There is normally little or no change in size of the compound muscle action potential following repetitive stimulation of a motor nerve at 2–3 Hz with stimuli delivered at intervals after voluntary contraction of the muscle for about 20–30 s, even though preceding activity in the junctional region influences the release of acetylcholine and thus the size of the end-plate potentials elicited by a test stimulus. This is because more acetylcholine is normally released than is required to bring the motor end-plate potentials to the threshold for generating muscle fiber action potentials. In disorders of neuromuscular transmission this safety factor is reduced. Thus in myasthenia gravis, repetitive stimulation, particularly at a rate of between 2 and 5 Hz, may lead to a depression of neuromuscular transmission, with a decrement in size of the response recorded from affected muscles. Similarly, immediately after a period of maximal voluntary activity, single or repetitive stimuli of the motor nerve may elicit larger muscle responses than before, indicating that more muscle fibers are responding. This postactivation facilitation of neuromuscular transmission is followed by a longer-lasting period of depression, maximal between 2 and 4 min after the conditioning period and lasting for as long as 10 min or so, during which responses are reduced in size.

Decrementing responses to repetitive stimulation at 2–5 Hz are common in myasthenia gravis but may also occur in the congenital myasthenic syndromes. In Lambert-Eaton myasthenic syndrome, in which there is defective release of acetylcholine at the neuromuscular junction, the compound muscle action potential elicited by a single stimulus is generally very small. With repetitive stimulation at rates of up to 10 Hz, the first few responses may decline in size, but subsequent responses increase. If faster rates of stimulation are used (20–50 Hz), the increment may be dramatic so that the amplitude of compound muscle action potentials eventually reaches a size that is several times larger than the initial response. In patients with botulism, the response to repetitive stimulation is similar to that in Lambert-Eaton myasthenic syndrome, although the findings are somewhat more variable and not all muscles are affected.


This technique is particularly helpful in detecting disorders of neuromuscular transmission. A special needle electrode is placed within a muscle and positioned to record action potentials from two muscle fibers belonging to the same motor unit. The time interval between the two potentials will vary in consecutive discharges; this is called the neuromuscular jitter. The jitter can be quantified as the mean difference between consecutive interpotential intervals and is normally between 10 and 50 μs. This value is increased when neuromuscular transmission is disturbed for any reason, and in some instances impulses in individual muscle fibers may fail to occur because of impulse blocking at the neuromuscular junction. Single-fiber EMG is more sensitive than repetitive nerve stimulation or determination of acetylcholine receptor antibody levels in diagnosing myasthenia gravis.

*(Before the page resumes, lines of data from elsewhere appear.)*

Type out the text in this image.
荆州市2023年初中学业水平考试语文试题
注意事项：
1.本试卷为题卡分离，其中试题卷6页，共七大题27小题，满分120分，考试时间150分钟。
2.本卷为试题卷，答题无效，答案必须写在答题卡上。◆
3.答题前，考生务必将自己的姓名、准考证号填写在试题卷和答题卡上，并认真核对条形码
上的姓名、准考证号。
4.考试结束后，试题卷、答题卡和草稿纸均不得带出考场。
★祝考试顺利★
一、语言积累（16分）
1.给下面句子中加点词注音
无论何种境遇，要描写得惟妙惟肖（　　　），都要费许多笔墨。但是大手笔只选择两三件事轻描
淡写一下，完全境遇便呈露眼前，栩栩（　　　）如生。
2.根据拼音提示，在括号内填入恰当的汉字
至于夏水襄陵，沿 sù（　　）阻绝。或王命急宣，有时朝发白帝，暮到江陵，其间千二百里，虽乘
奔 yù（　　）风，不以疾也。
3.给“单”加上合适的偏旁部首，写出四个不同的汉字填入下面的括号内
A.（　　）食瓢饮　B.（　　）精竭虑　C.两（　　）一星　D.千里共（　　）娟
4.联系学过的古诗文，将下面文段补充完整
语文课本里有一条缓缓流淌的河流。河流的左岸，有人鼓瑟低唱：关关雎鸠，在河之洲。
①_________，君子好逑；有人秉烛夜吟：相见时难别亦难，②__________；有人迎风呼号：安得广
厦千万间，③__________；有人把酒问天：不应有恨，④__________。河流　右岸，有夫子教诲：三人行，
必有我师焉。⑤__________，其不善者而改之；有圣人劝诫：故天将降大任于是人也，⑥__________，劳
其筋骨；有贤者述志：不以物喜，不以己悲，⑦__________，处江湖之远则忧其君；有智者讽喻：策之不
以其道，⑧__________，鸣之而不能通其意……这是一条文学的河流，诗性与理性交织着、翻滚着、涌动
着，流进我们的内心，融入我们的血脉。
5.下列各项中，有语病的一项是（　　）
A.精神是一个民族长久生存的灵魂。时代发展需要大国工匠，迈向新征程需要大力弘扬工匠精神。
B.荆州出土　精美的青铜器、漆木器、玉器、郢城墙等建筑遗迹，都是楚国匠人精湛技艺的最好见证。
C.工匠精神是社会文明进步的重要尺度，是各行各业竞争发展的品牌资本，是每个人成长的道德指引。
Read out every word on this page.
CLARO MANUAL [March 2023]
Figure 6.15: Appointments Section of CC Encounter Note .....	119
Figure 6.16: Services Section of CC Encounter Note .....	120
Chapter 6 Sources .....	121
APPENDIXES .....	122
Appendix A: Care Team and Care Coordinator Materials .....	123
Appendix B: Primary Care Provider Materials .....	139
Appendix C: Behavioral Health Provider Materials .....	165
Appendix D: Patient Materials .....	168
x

Single-fiber EMG can also be used to determine the mean fiber density of motor units (i.e., mean number of muscle fibers per motor unit within the recording area) and to estimate the number of motor units in a muscle, but this is of less immediate clinical relevance.


Electrical or mechanical stimulation of the supraorbital nerve on one side leads to two separate reflex responses of the orbicularis oculi—an ipsilateral R1 response having a latency of approximately 10 ms and a bilateral R2 response with a latency in the order of 30 ms. The trigeminal and facial nerves constitute the afferent and efferent arcs of the reflex, respectively. Abnormalities of either nerve or intrinsic lesions of the medulla or pons may lead to uni- or bilateral loss of the response, and the findings may therefore be helpful in identifying or localizing such pathology.